By that September, negotiations were well underway for Edward to marry Bona of Savoy, the teenaged sister-in-law of the King of France. Although Edward was leaning more towards Burgundy in his foreign policy, this would bring the Yorkists an important dynastic connection and help validate the regime change. It would have been a far shrewder political move than to ally himself with a Lancastrian widow with two sons, from a large and ambitious family. When Parliament met at Reading to finalise the match, Edward was forced to reveal he was actually married. In fact, England had already had a queen for five months.
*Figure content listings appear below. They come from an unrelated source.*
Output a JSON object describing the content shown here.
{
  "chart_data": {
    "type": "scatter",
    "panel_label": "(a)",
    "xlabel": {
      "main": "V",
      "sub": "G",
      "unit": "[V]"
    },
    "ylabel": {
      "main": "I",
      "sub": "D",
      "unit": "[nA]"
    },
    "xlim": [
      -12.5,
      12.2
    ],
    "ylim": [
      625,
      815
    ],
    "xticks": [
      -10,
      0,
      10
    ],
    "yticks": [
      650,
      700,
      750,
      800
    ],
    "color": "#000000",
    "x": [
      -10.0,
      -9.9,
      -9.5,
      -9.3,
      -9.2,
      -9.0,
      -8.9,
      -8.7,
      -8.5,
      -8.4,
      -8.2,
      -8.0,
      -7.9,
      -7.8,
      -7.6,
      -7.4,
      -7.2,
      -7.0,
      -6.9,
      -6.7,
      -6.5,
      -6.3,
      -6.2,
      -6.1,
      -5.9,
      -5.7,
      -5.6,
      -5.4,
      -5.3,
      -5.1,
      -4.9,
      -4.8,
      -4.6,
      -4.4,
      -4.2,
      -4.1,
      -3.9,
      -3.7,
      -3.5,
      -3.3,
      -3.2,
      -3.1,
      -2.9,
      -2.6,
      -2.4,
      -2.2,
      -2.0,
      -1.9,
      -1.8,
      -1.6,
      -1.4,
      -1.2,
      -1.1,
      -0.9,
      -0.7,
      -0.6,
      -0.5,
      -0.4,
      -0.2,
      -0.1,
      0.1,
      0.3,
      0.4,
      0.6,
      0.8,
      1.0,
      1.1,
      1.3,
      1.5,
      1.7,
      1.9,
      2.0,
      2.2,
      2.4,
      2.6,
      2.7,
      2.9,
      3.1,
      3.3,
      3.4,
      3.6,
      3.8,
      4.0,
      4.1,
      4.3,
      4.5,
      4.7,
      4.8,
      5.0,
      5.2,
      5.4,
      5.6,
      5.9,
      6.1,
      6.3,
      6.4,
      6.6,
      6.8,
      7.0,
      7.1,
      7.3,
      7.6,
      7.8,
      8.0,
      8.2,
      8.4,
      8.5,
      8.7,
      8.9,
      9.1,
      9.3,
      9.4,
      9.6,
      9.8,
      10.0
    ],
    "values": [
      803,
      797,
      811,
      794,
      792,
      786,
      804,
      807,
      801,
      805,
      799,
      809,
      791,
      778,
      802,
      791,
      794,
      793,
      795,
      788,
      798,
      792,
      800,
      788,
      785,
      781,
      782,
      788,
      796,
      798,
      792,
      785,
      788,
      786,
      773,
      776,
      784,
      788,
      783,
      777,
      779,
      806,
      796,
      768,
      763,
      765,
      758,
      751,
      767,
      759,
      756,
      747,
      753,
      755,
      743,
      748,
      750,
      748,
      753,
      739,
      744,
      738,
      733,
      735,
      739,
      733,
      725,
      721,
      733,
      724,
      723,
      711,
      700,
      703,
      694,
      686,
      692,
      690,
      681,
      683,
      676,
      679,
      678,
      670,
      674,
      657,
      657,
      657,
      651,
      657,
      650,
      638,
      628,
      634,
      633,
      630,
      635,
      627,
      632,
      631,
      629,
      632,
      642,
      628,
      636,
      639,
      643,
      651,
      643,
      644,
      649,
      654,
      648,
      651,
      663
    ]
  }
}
Tradition has placed Edward and Elizabeth's wedding on May 1. If we accept this in the absence of any other evidence, the date itself may provide us with clues about the groom's intentions. If he chose May Day to make his promises, Edward would have been exploiting a centuries-old tradition that allowed normal social relations to be inverted, women to dominate men and servants overrule masters. It was a time of rule-breaking, topsy-turvy and carnival. Mock kings and queens were crowned from among the servants, presiding over pretend courts and punishing their enemies. They could even be fined if they refused to take part. The social underdog was celebrated with outlaws such as the legendary Robin Hood featuring in pageants and plays. A degree of sexual licence was also tolerated, with later Puritans critical of it being an excuse for the deflowering of a large number of virgins. Everyone knew that for a brief window, the normal hierarchy was suspended but, that in a few hours all would return to normal. Edward's marriage was opportunistic, even potentially reversible. If necessary, it could be dismissed as part of the May Day tradition. He could have undergone some sort of ceremony in anticipation of merely bedding the beauty, as chroniclers suggest he did with other women and still marry his foreign princess, the "right" queen. Edward, however, fell in love.
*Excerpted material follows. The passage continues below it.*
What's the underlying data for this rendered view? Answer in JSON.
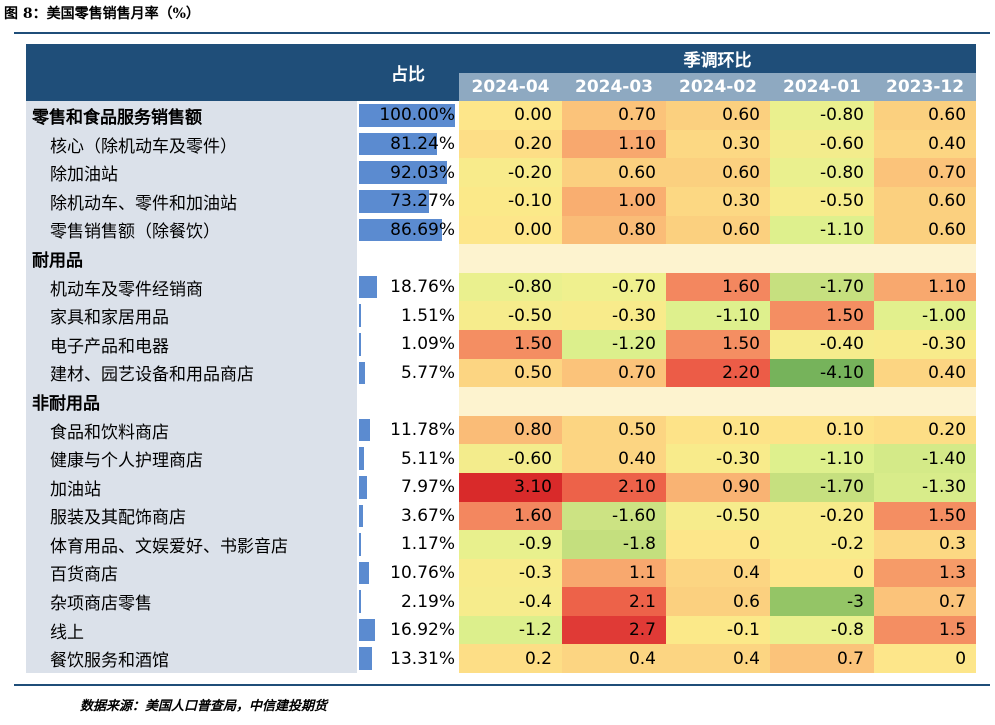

The notion of Edward marrying cynically amid a mood of national role-reversal will not be popular. Viewers of the White Queen series will be looking to enjoy Gregory's portrayal of the fairy-tale attraction that became a rollercoaster marriage. Thanks to various fictional portrayals, the first Yorkist King and Queen have become entrenched in the popular imagination as a devoted and romantic couple. Yet this does not preclude Edward's later affairs, the most notorious being with Jane Shore. If he was capable of that, he was also able to marry in secret and "trial" his wife before announcing his actions to the world. The date gave him his escape clause and he would not be the first or last English king to require one. Even if Elizabeth ended up as England's Queen, which no one had really intended, except perhaps her mother, she started off as another of the lusty young king's exploits.

The marriage did not prove popular. The new queen's suitability was questioned, as well as the validity of the match but not the date, as Edward's secrecy had obscured the details. No banns were published, there were barely any witnesses and he told his household that he had been out hunting. Reputedly, he was smuggled into his bride's bedchamber by her mother and after that, her beauty kept him bewitched for the next nineteen years. He fell in love and decided to keep her. During Edward's lifetime, the overwhelming consensus was that Elizabeth was the wrong Queen for England. Perhaps, at the start, her husband had thought so too.